Good news for Louisiana insurance consumers came this week when the state’s highest court sided with them (and UP’s amicus brief) in Kelly v. State Farm on two important points:
1) A firm settlement offer is unnecessary for an insured to sustain a cause of action against an insurer for a bad-faith failure-to-settle claim because the insurer’s duties to the insured can be triggered by information other than the mere fact that a third party has made a settlement offer;
2) An insurer can be found liable under La. R.S. 22:1973(B)(1) for misrepresenting or failing to disclose facts that are not related to the insurance policy’s coverage because the statute prohibits the misrepresentation of “pertinent facts,” without restriction to facts “relating to any coverages.”
In this case, the Lousiana Supreme Court answered two certified questions from the U.S. Court of Appeals for the Fifth Circuit related to scenarios where a policyholder gets sued and needs the protection of the liability portion of their insurance coverage. People and businesses that get sued are left hanging and worse when an insurer unfairly refuses to provide them a defense or help bring about a settlement so the matter can be resolved. Where an insurer unreasonably fails to meet its obligation to defend an insured and/or bring about a settlement with an injured party, there can be very negative and serious financial, life, and business consequences.
UP, represented by local counsel at Kean Miller LLP (Baton Rouge), filed an amicus curiae (“friend of the court”) brief arguing that insurers have an affirmative duty to use their power and authority to bring about settlements. Insurers cannot sit back passively while their insureds roast on a spit. They have to use their resources to get their insured out of the jam. The court also held that “an insurer can be found liable under La. R.S. 22:1973(B)(1) (Louisiana’s bad faith statute) for misrepresenting or failing to disclose facts that are not related to the insurance policy’s coverage because the statute prohibits the misrepresentation of “pertinent facts,” without restriction to facts “relating to any coverages.”

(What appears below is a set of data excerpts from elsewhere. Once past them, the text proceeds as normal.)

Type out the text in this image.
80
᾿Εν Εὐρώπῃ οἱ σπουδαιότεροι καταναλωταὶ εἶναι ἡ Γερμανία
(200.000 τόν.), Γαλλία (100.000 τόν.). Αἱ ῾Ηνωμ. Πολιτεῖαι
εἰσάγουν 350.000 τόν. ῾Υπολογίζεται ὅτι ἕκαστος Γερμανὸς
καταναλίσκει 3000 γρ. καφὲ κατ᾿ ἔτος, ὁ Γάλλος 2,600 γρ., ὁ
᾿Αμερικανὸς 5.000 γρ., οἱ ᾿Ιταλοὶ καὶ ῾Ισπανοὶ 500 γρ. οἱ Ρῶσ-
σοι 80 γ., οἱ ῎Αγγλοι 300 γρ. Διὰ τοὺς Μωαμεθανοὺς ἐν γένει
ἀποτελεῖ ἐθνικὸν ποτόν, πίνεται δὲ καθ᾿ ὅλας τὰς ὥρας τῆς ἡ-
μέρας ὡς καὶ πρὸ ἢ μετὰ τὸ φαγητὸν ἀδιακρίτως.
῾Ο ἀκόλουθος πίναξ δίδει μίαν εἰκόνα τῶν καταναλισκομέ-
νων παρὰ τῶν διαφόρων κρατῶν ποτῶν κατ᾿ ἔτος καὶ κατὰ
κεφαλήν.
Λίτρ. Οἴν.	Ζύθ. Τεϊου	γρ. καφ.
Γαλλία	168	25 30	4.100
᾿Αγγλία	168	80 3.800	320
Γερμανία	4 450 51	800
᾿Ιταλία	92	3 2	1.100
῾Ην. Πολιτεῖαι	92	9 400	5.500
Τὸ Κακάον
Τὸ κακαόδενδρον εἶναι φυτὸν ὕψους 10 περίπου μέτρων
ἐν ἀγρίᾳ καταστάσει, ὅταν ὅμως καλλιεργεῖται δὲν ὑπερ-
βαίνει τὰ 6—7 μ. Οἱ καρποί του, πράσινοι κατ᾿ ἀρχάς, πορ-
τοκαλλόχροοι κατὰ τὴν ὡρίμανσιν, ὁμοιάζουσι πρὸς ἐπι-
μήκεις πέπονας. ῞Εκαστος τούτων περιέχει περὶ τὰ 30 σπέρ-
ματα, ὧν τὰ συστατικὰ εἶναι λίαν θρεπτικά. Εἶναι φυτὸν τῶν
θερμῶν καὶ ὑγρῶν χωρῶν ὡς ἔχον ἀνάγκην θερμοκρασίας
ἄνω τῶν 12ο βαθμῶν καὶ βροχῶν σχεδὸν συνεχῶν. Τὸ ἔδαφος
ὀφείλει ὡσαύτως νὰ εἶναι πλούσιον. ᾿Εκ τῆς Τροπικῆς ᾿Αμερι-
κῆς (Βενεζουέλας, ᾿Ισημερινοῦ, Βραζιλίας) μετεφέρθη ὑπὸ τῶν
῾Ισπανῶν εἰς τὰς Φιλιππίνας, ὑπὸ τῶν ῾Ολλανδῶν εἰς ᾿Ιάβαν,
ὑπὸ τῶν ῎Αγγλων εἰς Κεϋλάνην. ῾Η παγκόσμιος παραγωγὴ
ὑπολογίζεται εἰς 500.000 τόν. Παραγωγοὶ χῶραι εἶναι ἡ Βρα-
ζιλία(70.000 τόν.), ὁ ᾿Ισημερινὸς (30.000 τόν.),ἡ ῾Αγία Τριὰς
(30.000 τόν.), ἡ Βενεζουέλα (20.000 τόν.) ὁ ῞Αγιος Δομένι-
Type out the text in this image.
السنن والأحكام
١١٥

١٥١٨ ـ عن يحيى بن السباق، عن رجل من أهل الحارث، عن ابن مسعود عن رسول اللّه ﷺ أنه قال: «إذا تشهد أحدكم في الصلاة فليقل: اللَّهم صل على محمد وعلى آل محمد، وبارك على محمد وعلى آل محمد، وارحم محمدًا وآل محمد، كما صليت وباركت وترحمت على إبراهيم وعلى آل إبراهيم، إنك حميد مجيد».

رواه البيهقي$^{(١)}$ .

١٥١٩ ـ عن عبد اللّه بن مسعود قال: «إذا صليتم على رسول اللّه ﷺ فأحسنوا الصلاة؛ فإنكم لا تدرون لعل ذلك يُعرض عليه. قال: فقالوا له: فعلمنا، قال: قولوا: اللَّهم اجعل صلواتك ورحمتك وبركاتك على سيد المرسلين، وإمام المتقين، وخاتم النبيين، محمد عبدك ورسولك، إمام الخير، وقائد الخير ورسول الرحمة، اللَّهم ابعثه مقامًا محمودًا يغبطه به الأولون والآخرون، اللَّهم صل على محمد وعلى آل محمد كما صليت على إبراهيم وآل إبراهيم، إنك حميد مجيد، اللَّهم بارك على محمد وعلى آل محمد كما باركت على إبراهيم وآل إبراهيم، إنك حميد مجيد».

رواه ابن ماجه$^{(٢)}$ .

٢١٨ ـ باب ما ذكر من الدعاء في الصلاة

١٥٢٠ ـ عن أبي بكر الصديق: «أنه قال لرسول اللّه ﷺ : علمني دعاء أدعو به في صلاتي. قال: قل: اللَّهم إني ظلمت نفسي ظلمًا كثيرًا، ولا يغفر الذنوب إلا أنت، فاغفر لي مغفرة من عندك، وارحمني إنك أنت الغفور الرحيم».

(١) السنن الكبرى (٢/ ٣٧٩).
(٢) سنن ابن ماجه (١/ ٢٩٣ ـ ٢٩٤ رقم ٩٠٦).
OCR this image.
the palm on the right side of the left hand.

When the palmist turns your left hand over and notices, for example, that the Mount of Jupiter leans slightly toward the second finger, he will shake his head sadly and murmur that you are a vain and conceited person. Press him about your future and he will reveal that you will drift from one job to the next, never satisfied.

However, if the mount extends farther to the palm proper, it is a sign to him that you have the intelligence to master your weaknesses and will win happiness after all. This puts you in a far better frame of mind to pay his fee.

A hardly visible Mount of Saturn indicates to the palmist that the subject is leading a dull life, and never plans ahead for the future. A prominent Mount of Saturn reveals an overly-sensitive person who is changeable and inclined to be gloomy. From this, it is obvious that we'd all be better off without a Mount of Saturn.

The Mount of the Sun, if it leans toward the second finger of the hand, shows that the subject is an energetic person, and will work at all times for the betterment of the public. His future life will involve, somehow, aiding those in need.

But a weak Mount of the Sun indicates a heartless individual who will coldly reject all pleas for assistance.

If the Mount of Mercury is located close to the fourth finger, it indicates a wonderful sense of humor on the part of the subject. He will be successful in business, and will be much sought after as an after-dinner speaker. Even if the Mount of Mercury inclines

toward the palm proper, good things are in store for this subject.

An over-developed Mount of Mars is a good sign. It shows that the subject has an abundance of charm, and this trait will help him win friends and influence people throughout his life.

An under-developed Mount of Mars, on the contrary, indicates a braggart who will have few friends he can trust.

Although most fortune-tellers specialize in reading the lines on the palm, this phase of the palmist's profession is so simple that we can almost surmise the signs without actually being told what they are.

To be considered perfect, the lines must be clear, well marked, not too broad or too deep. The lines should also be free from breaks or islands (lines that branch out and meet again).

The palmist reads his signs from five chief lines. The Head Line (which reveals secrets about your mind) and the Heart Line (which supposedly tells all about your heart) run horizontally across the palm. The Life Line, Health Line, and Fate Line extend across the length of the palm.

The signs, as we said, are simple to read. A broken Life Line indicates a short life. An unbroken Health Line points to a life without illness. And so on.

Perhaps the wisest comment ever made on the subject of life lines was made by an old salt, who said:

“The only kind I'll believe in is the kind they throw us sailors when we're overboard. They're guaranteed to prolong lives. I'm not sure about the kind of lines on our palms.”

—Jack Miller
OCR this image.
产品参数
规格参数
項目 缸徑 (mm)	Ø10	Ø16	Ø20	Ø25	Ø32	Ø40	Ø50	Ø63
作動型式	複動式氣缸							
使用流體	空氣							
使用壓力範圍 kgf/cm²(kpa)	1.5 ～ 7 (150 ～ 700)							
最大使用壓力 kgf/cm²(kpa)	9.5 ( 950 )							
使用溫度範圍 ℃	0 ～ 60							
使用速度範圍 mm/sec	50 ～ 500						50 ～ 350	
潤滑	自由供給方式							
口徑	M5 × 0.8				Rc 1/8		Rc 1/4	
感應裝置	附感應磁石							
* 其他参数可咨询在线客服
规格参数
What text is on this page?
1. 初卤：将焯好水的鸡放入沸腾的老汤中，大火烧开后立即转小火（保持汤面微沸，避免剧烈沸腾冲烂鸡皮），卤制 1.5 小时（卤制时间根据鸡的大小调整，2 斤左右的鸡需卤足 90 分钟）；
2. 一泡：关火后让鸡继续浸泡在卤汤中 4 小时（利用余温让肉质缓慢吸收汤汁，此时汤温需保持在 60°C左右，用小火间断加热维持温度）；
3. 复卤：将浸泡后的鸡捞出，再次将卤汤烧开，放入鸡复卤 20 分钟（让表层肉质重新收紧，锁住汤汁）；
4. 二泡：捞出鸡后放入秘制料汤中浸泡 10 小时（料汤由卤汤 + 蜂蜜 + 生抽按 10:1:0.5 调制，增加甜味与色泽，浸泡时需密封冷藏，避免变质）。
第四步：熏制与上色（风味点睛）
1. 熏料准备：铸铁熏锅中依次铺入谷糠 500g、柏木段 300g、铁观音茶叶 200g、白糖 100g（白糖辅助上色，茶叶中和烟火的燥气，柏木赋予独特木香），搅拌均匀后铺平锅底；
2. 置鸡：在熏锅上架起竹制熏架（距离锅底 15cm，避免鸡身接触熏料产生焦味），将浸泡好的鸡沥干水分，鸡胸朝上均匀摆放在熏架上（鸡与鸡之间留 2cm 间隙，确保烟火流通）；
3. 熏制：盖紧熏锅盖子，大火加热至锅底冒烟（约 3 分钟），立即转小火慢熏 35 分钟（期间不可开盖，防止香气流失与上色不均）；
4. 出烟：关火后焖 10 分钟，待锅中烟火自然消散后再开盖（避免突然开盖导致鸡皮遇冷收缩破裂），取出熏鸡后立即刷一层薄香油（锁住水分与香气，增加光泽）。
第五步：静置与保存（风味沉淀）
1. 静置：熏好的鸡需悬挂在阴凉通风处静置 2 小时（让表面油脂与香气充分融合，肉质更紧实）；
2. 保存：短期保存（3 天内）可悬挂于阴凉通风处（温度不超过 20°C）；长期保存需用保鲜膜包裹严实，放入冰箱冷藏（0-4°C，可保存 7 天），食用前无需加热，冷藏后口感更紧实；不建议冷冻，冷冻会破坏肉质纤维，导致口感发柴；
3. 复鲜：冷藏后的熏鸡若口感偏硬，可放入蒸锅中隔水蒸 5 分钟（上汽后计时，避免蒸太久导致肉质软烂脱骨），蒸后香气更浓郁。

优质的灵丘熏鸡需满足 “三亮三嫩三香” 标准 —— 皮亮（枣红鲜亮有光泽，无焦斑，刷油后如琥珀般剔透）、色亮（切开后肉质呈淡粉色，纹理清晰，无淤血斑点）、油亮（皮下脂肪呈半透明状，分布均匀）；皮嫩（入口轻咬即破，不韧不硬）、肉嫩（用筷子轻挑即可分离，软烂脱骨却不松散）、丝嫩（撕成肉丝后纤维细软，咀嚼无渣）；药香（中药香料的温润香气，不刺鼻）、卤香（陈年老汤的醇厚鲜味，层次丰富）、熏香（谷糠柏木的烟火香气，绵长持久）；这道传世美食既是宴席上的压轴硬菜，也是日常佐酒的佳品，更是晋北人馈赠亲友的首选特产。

This is an important decision for many reasons, chief among them that it makes good law on the subject of whether an insurer has a duty to affirmatively settle cases on behalf of the policyholder. As repeat users of the legal system and sophisticated litigators, insurance companies are in a superior position to bring about settlements and should, as a matter of practicality and good faith duty, play an active role in settlement negotiations. This is a point that policyholder advocates, including UP’s Executive Director Amy Bach, Esq., have been making to the Reporters of the American Law Institute’s Restatement of the Law of Liability Insurance project. The Restatement, as a previous blog points out, once completed, will be the definitive treatise on the subject of insurance law and will be cited to courts for many years to come. Over the objections of insurance lobbyists, the current draft of the Restatement recognizes insurers’ affirmative duty to bring about settlements. This recent ruling bolsters policyholders and UP’s position.